Once in Lee County, William bought a patch of government land, then turned around and sold it, moving to neighboring Ogle County to run a sawmill. After a few years, he returned to Lee County and bought a new farm in what is now Nachusa Township, where he finished raising his family and spent the rest of his life.[4]

Wherever William Garrison went, his ever-growing family followed. He and Amelia may have had as many as fifteen kids--several of whom they lost to stillbirth, childhood diseases, or tragic accidents. Peter was one of the nine who made it to adulthood.[5] As the second-eldest son in such a large family, Peter Garrison would have been put to work around his parents' farm as soon as he was old enough to carry a bucket, dig a hole, or swing an axe. When William took to running that Ogle County sawmill, he would have relied on the labor of his eldest sons to keep it going, even though they were still only children. And when William gave up the sawmill and bought a new farm back in Lee County, he would have counted on the sweat of his sons' brows to help get it up and running.

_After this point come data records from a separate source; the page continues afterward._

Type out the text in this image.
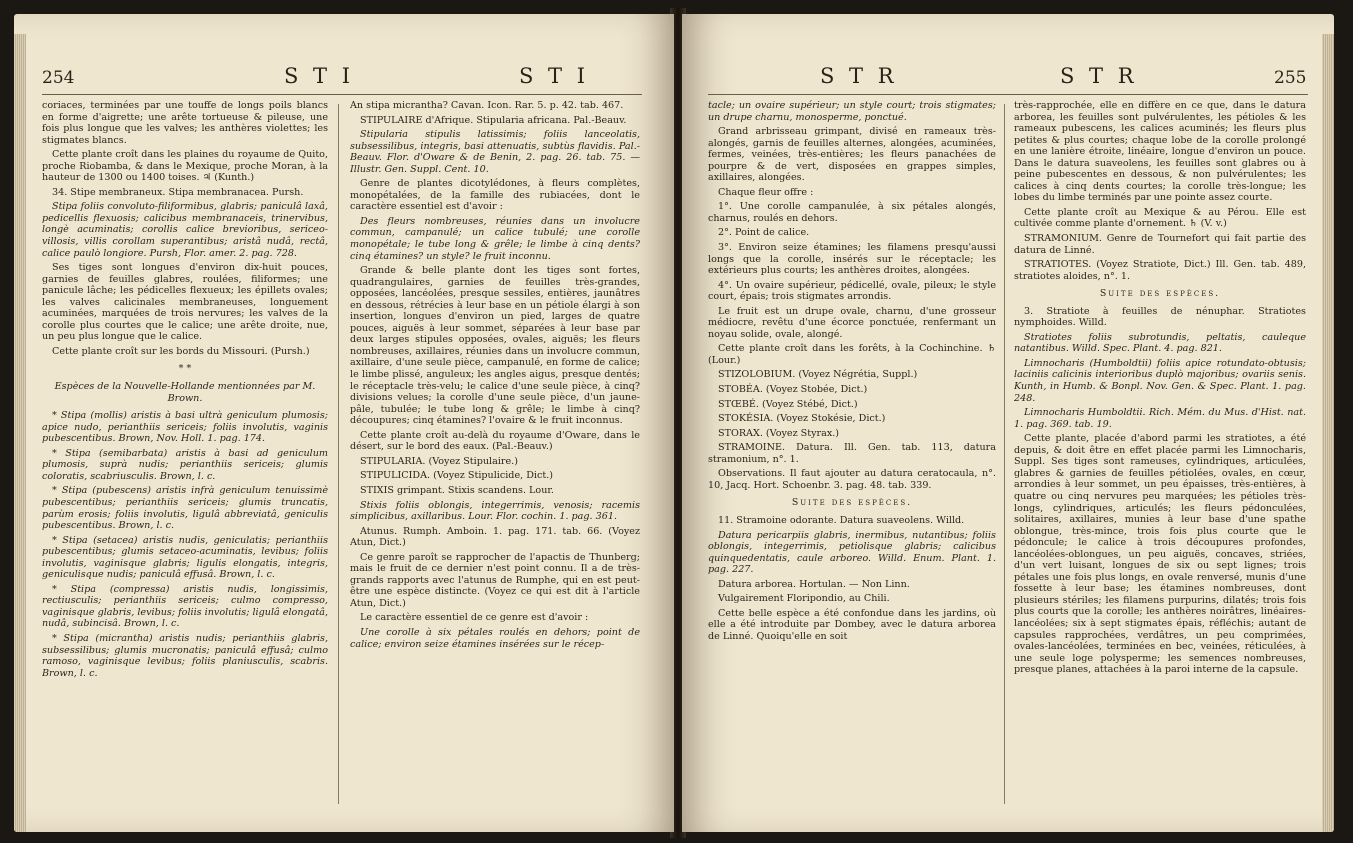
254	S T I	S T I

coriaces, terminées par une touffe de longs poils blancs en forme d'aigrette; une arête tortueuse & pileuse, une fois plus longue que les valves; les anthères violettes; les stigmates blancs.

Cette plante croît dans les plaines du royaume de Quito, proche Riobamba, & dans le Mexique, proche Moran, à la hauteur de 1300 ou 1400 toises. ♃ (Kunth.)

34. Stipe membraneux. Stipa membranacea. Pursh.

Stipa foliis convoluto-filiformibus, glabris; paniculâ laxâ, pedicellis flexuosis; calicibus membranaceis, trinervibus, longè acuminatis; corollis calice brevioribus, sericeo-villosis, villis corollam superantibus; aristâ nudâ, rectâ, calice paulò longiore. Pursh, Flor. amer. 2. pag. 728.

Ses tiges sont longues d'environ dix-huit pouces, garnies de feuilles glabres, roulées, filiformes; une panicule lâche; les pédicelles flexueux; les épillets ovales; les valves calicinales membraneuses, longuement acuminées, marquées de trois nervures; les valves de la corolle plus courtes que le calice; une arête droite, nue, un peu plus longue que le calice.

Cette plante croît sur les bords du Missouri. (Pursh.)

* *

Espèces de la Nouvelle-Hollande mentionnées par M. Brown.

* Stipa (mollis) aristis à basi ultrà geniculum plumosis; apice nudo, perianthiis sericeis; foliis involutis, vaginis pubescentibus. Brown, Nov. Holl. 1. pag. 174.

* Stipa (semibarbata) aristis à basi ad geniculum plumosis, suprà nudis; perianthiis sericeis; glumis coloratis, scabriusculis. Brown, l. c.

* Stipa (pubescens) aristis infrà geniculum tenuissimè pubescentibus; perianthiis sericeis; glumis truncatis, parùm erosis; foliis involutis, ligulâ abbreviatâ, geniculis pubescentibus. Brown, l. c.

* Stipa (setacea) aristis nudis, geniculatis; perianthiis pubescentibus; glumis setaceo-acuminatis, levibus; foliis involutis, vaginisque glabris; ligulis elongatis, integris, geniculisque nudis; paniculâ effusâ. Brown, l. c.

* Stipa (compressa) aristis nudis, longissimis, rectiusculis; perianthiis sericeis; culmo compresso, vaginisque glabris, levibus; foliis involutis; ligulâ elongatâ, nudâ, subincisâ. Brown, l. c.

* Stipa (micrantha) aristis nudis; perianthiis glabris, subsessilibus; glumis mucronatis; paniculâ effusâ; culmo ramoso, vaginisque levibus; foliis planiusculis, scabris. Brown, l. c.

An stipa micrantha? Cavan. Icon. Rar. 5. p. 42. tab. 467.

STIPULAIRE d'Afrique. Stipularia africana. Pal.-Beauv.

Stipularia stipulis latissimis; foliis lanceolatis, subsessilibus, integris, basi attenuatis, subtùs flavidis. Pal.-Beauv. Flor. d'Oware & de Benin, 2. pag. 26. tab. 75. — Illustr. Gen. Suppl. Cent. 10.

Genre de plantes dicotylédones, à fleurs complètes, monopétalées, de la famille des rubiacées, dont le caractère essentiel est d'avoir :

Des fleurs nombreuses, réunies dans un involucre commun, campanulé; un calice tubulé; une corolle monopétale; le tube long & grêle; le limbe à cinq dents? cinq étamines? un style? le fruit inconnu.

Grande & belle plante dont les tiges sont fortes, quadrangulaires, garnies de feuilles très-grandes, opposées, lancéolées, presque sessiles, entières, jaunâtres en dessous, rétrécies à leur base en un pétiole élargi à son insertion, longues d'environ un pied, larges de quatre pouces, aiguës à leur sommet, séparées à leur base par deux larges stipules opposées, ovales, aiguës; les fleurs nombreuses, axillaires, réunies dans un involucre commun, axillaire, d'une seule pièce, campanulé, en forme de calice; le limbe plissé, anguleux; les angles aigus, presque dentés; le réceptacle très-velu; le calice d'une seule pièce, à cinq? divisions velues; la corolle d'une seule pièce, d'un jaune-pâle, tubulée; le tube long & grêle; le limbe à cinq? découpures; cinq étamines? l'ovaire & le fruit inconnus.

Cette plante croît au-delà du royaume d'Oware, dans le désert, sur le bord des eaux. (Pal.-Beauv.)

STIPULARIA. (Voyez Stipulaire.)

STIPULICIDA. (Voyez Stipulicide, Dict.)

STIXIS grimpant. Stixis scandens. Lour.

Stixis foliis oblongis, integerrimis, venosis; racemis simplicibus, axillaribus. Lour. Flor. cochin. 1. pag. 361.

Atunus. Rumph. Amboin. 1. pag. 171. tab. 66. (Voyez Atun, Dict.)

Ce genre paroît se rapprocher de l'apactis de Thunberg; mais le fruit de ce dernier n'est point connu. Il a de très-grands rapports avec l'atunus de Rumphe, qui en est peut-être une espèce distincte. (Voyez ce qui est dit à l'article Atun, Dict.)

Le caractère essentiel de ce genre est d'avoir :

Une corolle à six pétales roulés en dehors; point de calice; environ seize étamines insérées sur le récep-

S T R	S T R	255

tacle; un ovaire supérieur; un style court; trois stigmates; un drupe charnu, monosperme, ponctué.

Grand arbrisseau grimpant, divisé en rameaux très-alongés, garnis de feuilles alternes, alongées, acuminées, fermes, veinées, très-entières; les fleurs panachées de pourpre & de vert, disposées en grappes simples, axillaires, alongées.

Chaque fleur offre :

1°. Une corolle campanulée, à six pétales alongés, charnus, roulés en dehors.

2°. Point de calice.

3°. Environ seize étamines; les filamens presqu'aussi longs que la corolle, insérés sur le réceptacle; les extérieurs plus courts; les anthères droites, alongées.

4°. Un ovaire supérieur, pédicellé, ovale, pileux; le style court, épais; trois stigmates arrondis.

Le fruit est un drupe ovale, charnu, d'une grosseur médiocre, revêtu d'une écorce ponctuée, renfermant un noyau solide, ovale, alongé.

Cette plante croît dans les forêts, à la Cochinchine. ♄ (Lour.)

STIZOLOBIUM. (Voyez Négrétia, Suppl.)

STOBÉA. (Voyez Stobée, Dict.)

STŒBÉ. (Voyez Stébé, Dict.)

STOKÉSIA. (Voyez Stokésie, Dict.)

STORAX. (Voyez Styrax.)

STRAMOINE. Datura. Ill. Gen. tab. 113, datura stramonium, n°. 1.

Observations. Il faut ajouter au datura ceratocaula, n°. 10, Jacq. Hort. Schoenbr. 3. pag. 48. tab. 339.

Suite des espèces.

11. Stramoine odorante. Datura suaveolens. Willd.

Datura pericarpiis glabris, inermibus, nutantibus; foliis oblongis, integerrimis, petiolisque glabris; calicibus quinquedentatis, caule arboreo. Willd. Enum. Plant. 1. pag. 227.

Datura arborea. Hortulan. — Non Linn.

Vulgairement Floripondio, au Chili.

Cette belle espèce a été confondue dans les jardins, où elle a été introduite par Dombey, avec le datura arborea de Linné. Quoiqu'elle en soit

très-rapprochée, elle en diffère en ce que, dans le datura arborea, les feuilles sont pulvérulentes, les pétioles & les rameaux pubescens, les calices acuminés; les fleurs plus petites & plus courtes; chaque lobe de la corolle prolongé en une lanière étroite, linéaire, longue d'environ un pouce. Dans le datura suaveolens, les feuilles sont glabres ou à peine pubescentes en dessous, & non pulvérulentes; les calices à cinq dents courtes; la corolle très-longue; les lobes du limbe terminés par une pointe assez courte.

Cette plante croît au Mexique & au Pérou. Elle est cultivée comme plante d'ornement. ♄ (V. v.)

STRAMONIUM. Genre de Tournefort qui fait partie des datura de Linné.

STRATIOTES. (Voyez Stratiote, Dict.) Ill. Gen. tab. 489, stratiotes aloides, n°. 1.

Suite des espèces.

3. Stratiote à feuilles de nénuphar. Stratiotes nymphoides. Willd.

Stratiotes foliis subrotundis, peltatis, cauleque natantibus. Willd. Spec. Plant. 4. pag. 821.

Limnocharis (Humboldtii) foliis apice rotundato-obtusis; laciniis calicinis interioribus duplò majoribus; ovariis senis. Kunth, in Humb. & Bonpl. Nov. Gen. & Spec. Plant. 1. pag. 248.

Limnocharis Humboldtii. Rich. Mém. du Mus. d'Hist. nat. 1. pag. 369. tab. 19.

Cette plante, placée d'abord parmi les stratiotes, a été depuis, & doit être en effet placée parmi les Limnocharis, Suppl. Ses tiges sont rameuses, cylindriques, articulées, glabres & garnies de feuilles pétiolées, ovales, en cœur, arrondies à leur sommet, un peu épaisses, très-entières, à quatre ou cinq nervures peu marquées; les pétioles très-longs, cylindriques, articulés; les fleurs pédonculées, solitaires, axillaires, munies à leur base d'une spathe oblongue, très-mince, trois fois plus courte que le pédoncule; le calice à trois découpures profondes, lancéolées-oblongues, un peu aiguës, concaves, striées, d'un vert luisant, longues de six ou sept lignes; trois pétales une fois plus longs, en ovale renversé, munis d'une fossette à leur base; les étamines nombreuses, dont plusieurs stériles; les filamens purpurins, dilatés; trois fois plus courts que la corolle; les anthères noirâtres, linéaires-lancéolées; six à sept stigmates épais, réfléchis; autant de capsules rapprochées, verdâtres, un peu comprimées, ovales-lancéolées, terminées en bec, veinées, réticulées, à une seule loge polysperme; les semences nombreuses, presque planes, attachées à la paroi interne de la capsule.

Until a little over a year after the Civil War broke out, Peter's life was that of a typical pioneer farmer's son. Then, in the summer of 1862, President Lincoln issued a massive call for volunteers to swell the Union forces. The governor of Illinois echoed Lincoln's call in a series of rousing speeches, prompting thousands of young men across the state to enlist.[6] Peter Garrison was among the early volunteers, signing up on August 12, 1862, for service in Company G of the 75th Illinois Volunteer Infantry Regiment.[7]

According to a history of Peter's regiment, Company G "was organized at Franklin Grove, Lee county. Its members were from that vicinity and adjoining towns."[8] The recruitment drive in Franklin Grove was intense, whipping the community into a patriotic frenzy. Lincoln Hall--a local meeting-place normally used for dances and church services--"rang with cheers, and the schoolhouse fairly trembled with stamping, as the patriotic gatherings assembled night after night."[9] Franklin Grove was in Peter's township, and although it's impossible to know if he attended any of the recruitment meetings, there must have been a strong brotherly vibe among the soon-to-be soldiers of Company G: most of them were men who shared ties of community, family, and allegiance. Peter had probably known many of the men he joined in the enlistment line since boyhood. At least two--John W. N. Garrison and William L. Girton--were very likely kin.[10]

Peter Garrison was an utterly typical Company G enlistee. On the day he signed up for service, Peter was a 24-year-old bachelor who probably still worked on his father's farm. His company was about two-thirds bachelors and positively overflowed with farmers, the vast majority of them between the ages of 18 and 29. Many of Peter's companions also probably belonged to pioneering families, since most were born within the United States but outside of Illinois, in states like Ohio, Pennsylvania, New York, and Maryland. Only Peter's physical description was unique to him: he had light, perhaps somewhat reddish hair, blue eyes, and a light complexion, and at 5 feet, 8¼ inches, he stood slightly taller than the average American soldier of his time.[11]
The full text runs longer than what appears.